No Brasil, a privatização da Eletrobras e o progressivo desmonte da Petrobras, aliados a uma política de elevação de juros, tende a aprofundar os impactos negativos do cenário internacional, e não a atenuá-los. A estratégia de combater a inflação contraindo a atividade econômica só leva à recessão, ao desemprego e à fome.

Na pauta de reivindicações de 2021, 88% das greves incluíram itens de caráter defensivo[5]. As menções à manutenção de condições vigentes e ao descumprimento de direitos ocuparam proporções muito semelhantes (51% e 50%, respectivamente). O balanço de greves do DIEESE, referente a 2021[6],  aponta a ocorrência de 721 greves, número um pouco acima do verificado em 2020 e bem abaixo do que se verificou entre 2017 e 2019, quando as paralisações chegaram a superar o patamar de 1.500 ao ano.

Ou seja, em 2021, com a deterioração acentuada das condições de vida, elevado desemprego, queda de renda e inflação crescente, as greves apresentaram dominância de pautas defensivas, diante de um ambiente de relações de trabalho deteriorado.

O debate eleitoral foi antecipado em muitos meses e as ações sindicais refletem a mobilização visando fazer prevalecer a Agenda da Classe Trabalhadora nas eleições de outubro, já entregue aos principais pré-candidatos.
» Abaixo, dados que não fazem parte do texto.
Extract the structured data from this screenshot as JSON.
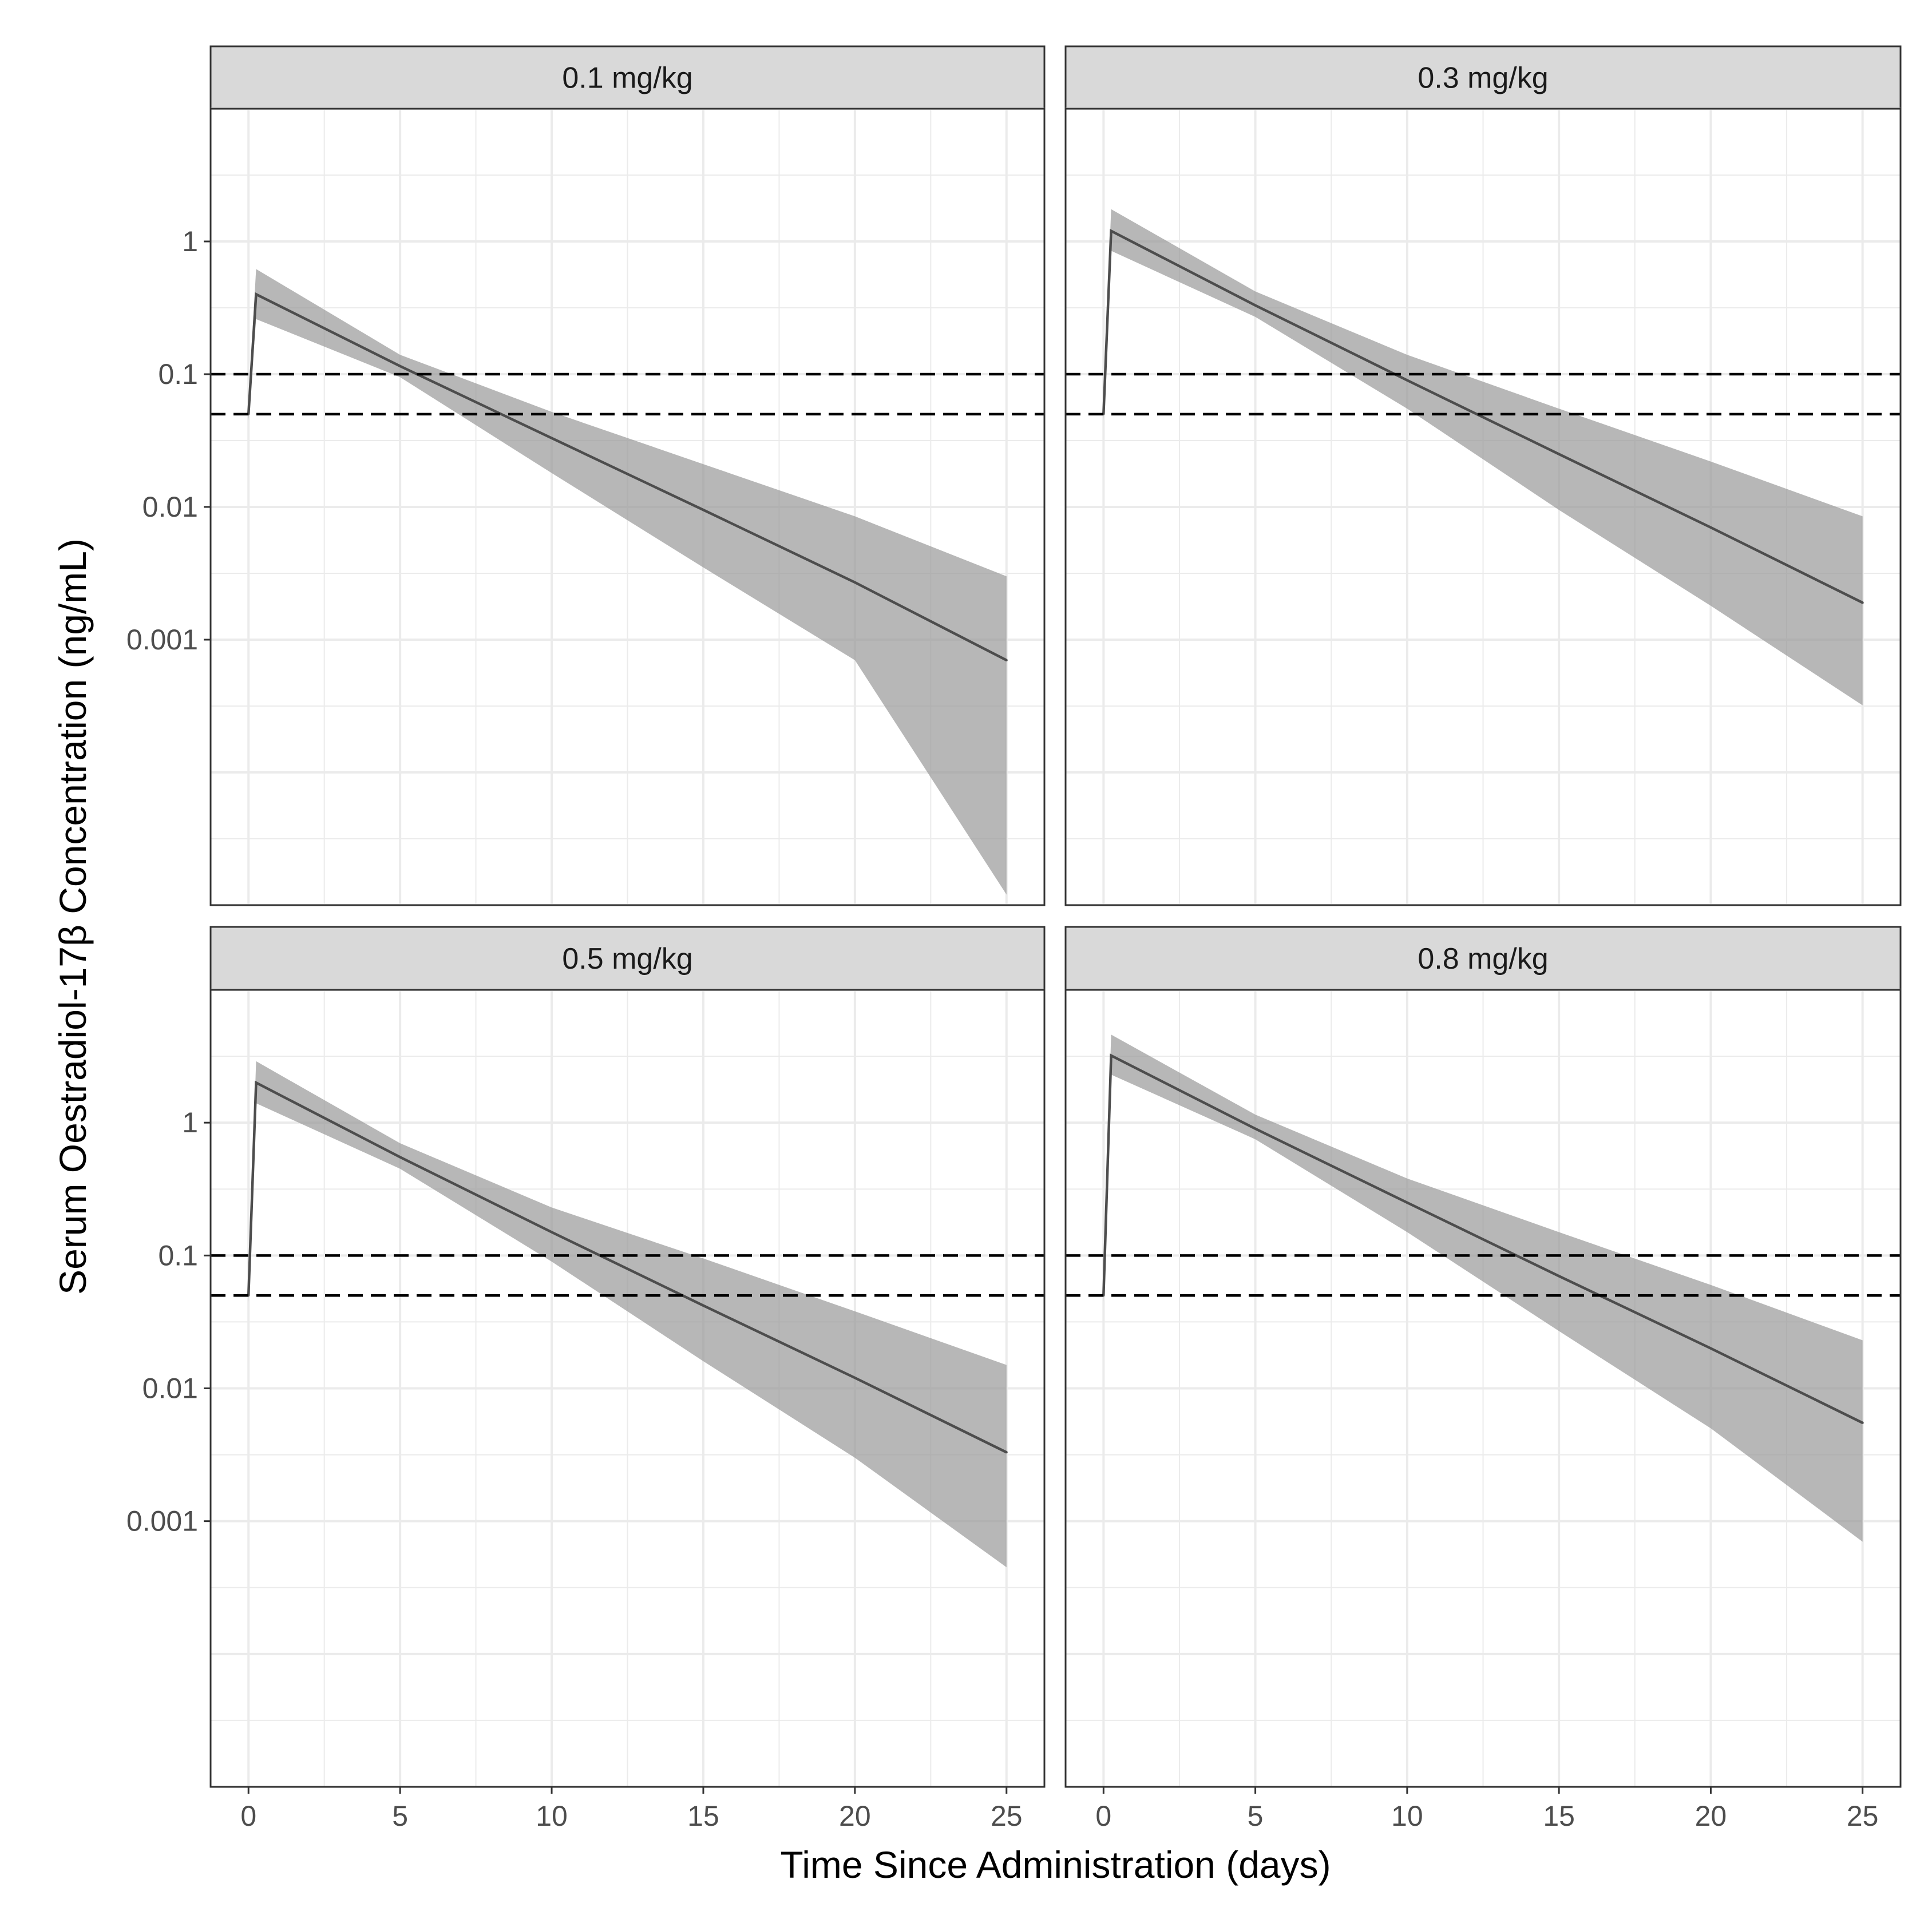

Além disso, em 2022, as entidades sindicais têm buscado antecipar as negociações coletivas das datas-bases do segundo semestre e garantir ao menos recomposição da elevada inflação, coordenando forças para reconstruir possibilidades de crescimento do emprego e da renda,  com o reforço de candidaturas comprometidas com a Agenda da Classe Trabalhadora.
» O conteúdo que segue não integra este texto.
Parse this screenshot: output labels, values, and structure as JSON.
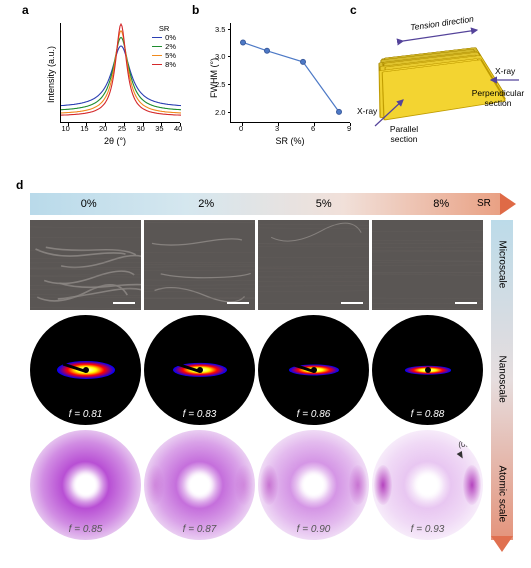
{
  "panels": {
    "a": "a",
    "b": "b",
    "c": "c",
    "d": "d"
  },
  "panel_a": {
    "type": "line",
    "xlabel": "2θ (°)",
    "ylabel": "Intensity (a.u.)",
    "xlim": [
      8,
      40
    ],
    "xticks": [
      10,
      15,
      20,
      25,
      30,
      35,
      40
    ],
    "legend_title": "SR",
    "legend_fontsize": 7.5,
    "label_fontsize": 9,
    "peak_center": 24,
    "series": [
      {
        "label": "0%",
        "color": "#2b3fb3",
        "peak_height": 0.65,
        "fwhm": 6.0,
        "baseline": 0.14
      },
      {
        "label": "2%",
        "color": "#1e8c2f",
        "peak_height": 0.78,
        "fwhm": 5.0,
        "baseline": 0.1
      },
      {
        "label": "5%",
        "color": "#f08a1d",
        "peak_height": 0.88,
        "fwhm": 4.2,
        "baseline": 0.07
      },
      {
        "label": "8%",
        "color": "#d4292b",
        "peak_height": 0.97,
        "fwhm": 3.5,
        "baseline": 0.05
      }
    ]
  },
  "panel_b": {
    "type": "line-marker",
    "xlabel": "SR (%)",
    "ylabel": "FWHM (°)",
    "xlim": [
      -1,
      9
    ],
    "ylim": [
      1.8,
      3.6
    ],
    "xticks": [
      0,
      3,
      6,
      9
    ],
    "yticks": [
      2.0,
      2.5,
      3.0,
      3.5
    ],
    "label_fontsize": 9,
    "tick_fontsize": 7.5,
    "marker": "circle",
    "marker_size": 5,
    "marker_fill": "#4d79c6",
    "marker_edge": "#3a5a9c",
    "line_color": "#4d79c6",
    "line_width": 1.2,
    "points": [
      {
        "x": 0,
        "y": 3.25
      },
      {
        "x": 2,
        "y": 3.1
      },
      {
        "x": 5,
        "y": 2.9
      },
      {
        "x": 8,
        "y": 2.0
      }
    ]
  },
  "panel_c": {
    "type": "infographic",
    "sheet_color": "#e9cb2f",
    "sheet_edge": "#b99600",
    "arrow_color": "#54439a",
    "sheet_count": 12,
    "tension_label": "Tension direction",
    "xray_label": "X-ray",
    "parallel_label": "Parallel section",
    "perpendicular_label": "Perpendicular section",
    "annot_fontsize": 8.5
  },
  "panel_d": {
    "type": "image-grid",
    "sr_values": [
      "0%",
      "2%",
      "5%",
      "8%"
    ],
    "sr_label": "SR",
    "sr_gradient": [
      "#b9daea",
      "#d5e7ef",
      "#f1e0d9",
      "#e9a184"
    ],
    "sr_arrow_color": "#df6a46",
    "side_labels": [
      "Microscale",
      "Nanoscale",
      "Atomic scale"
    ],
    "side_gradient": [
      "#bcdbe9",
      "#e6ddde",
      "#e4947c"
    ],
    "side_arrow_color": "#e07050",
    "micro": {
      "background": "#5a5654",
      "scalebar_color": "#ffffff",
      "wrinkle_color": "#8b8683"
    },
    "nano": {
      "background": "#000000",
      "f_label_color": "#ffffff",
      "f_values": [
        "f = 0.81",
        "f = 0.83",
        "f = 0.86",
        "f = 0.88"
      ],
      "ellipse_aspect": [
        3.2,
        3.8,
        4.5,
        5.4
      ],
      "ellipse_width": [
        58,
        54,
        50,
        46
      ],
      "gradient_colors": [
        "#ffffff",
        "#ffff00",
        "#ff0000",
        "#0000ff",
        "#000000"
      ]
    },
    "atomic": {
      "f_label_color": "#555555",
      "f_values": [
        "f = 0.85",
        "f = 0.87",
        "f = 0.90",
        "f = 0.93"
      ],
      "ring_color": "#b84fd4",
      "background_saturation": [
        1.0,
        0.82,
        0.6,
        0.32
      ],
      "lobe_opacity": [
        0.0,
        0.25,
        0.5,
        0.85
      ],
      "peak_label": "(002)"
    }
  }
}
[1] https://www.dieese.org.br/infografico/2022/eletrobras.pdf

[2] https://pesquisassan.net.br/2o-inquerito-nacional-sobre-inseguranca-alimentar-no-contexto-da-pandemia-da-covid-19-no-brasil/

[3] https://www.ipea.gov.br/portal/images/stories/PDFs/conjuntura/220614_cc_54_nota_26_ifr_jun22.pdf

[4] https://agenciadenoticias.ibge.gov.br/agencia-noticias/2012-agencia-de-noticias/noticias/34052-em-2021-rendimento-domiciliar-per-capita-cai-ao-menor-nivel-desde-2012

[5] As greves denominadas defensivas são as que se caracterizam pela busca de proteção de condições de trabalho vigentes, ameaçadas por algum tipo de deterioração; pelo respeito a condições mínimas de trabalho, saúde e segurança; ou contra o descumprimento de direitos estabelecidos em acordo, convenção coletiva ou legislação.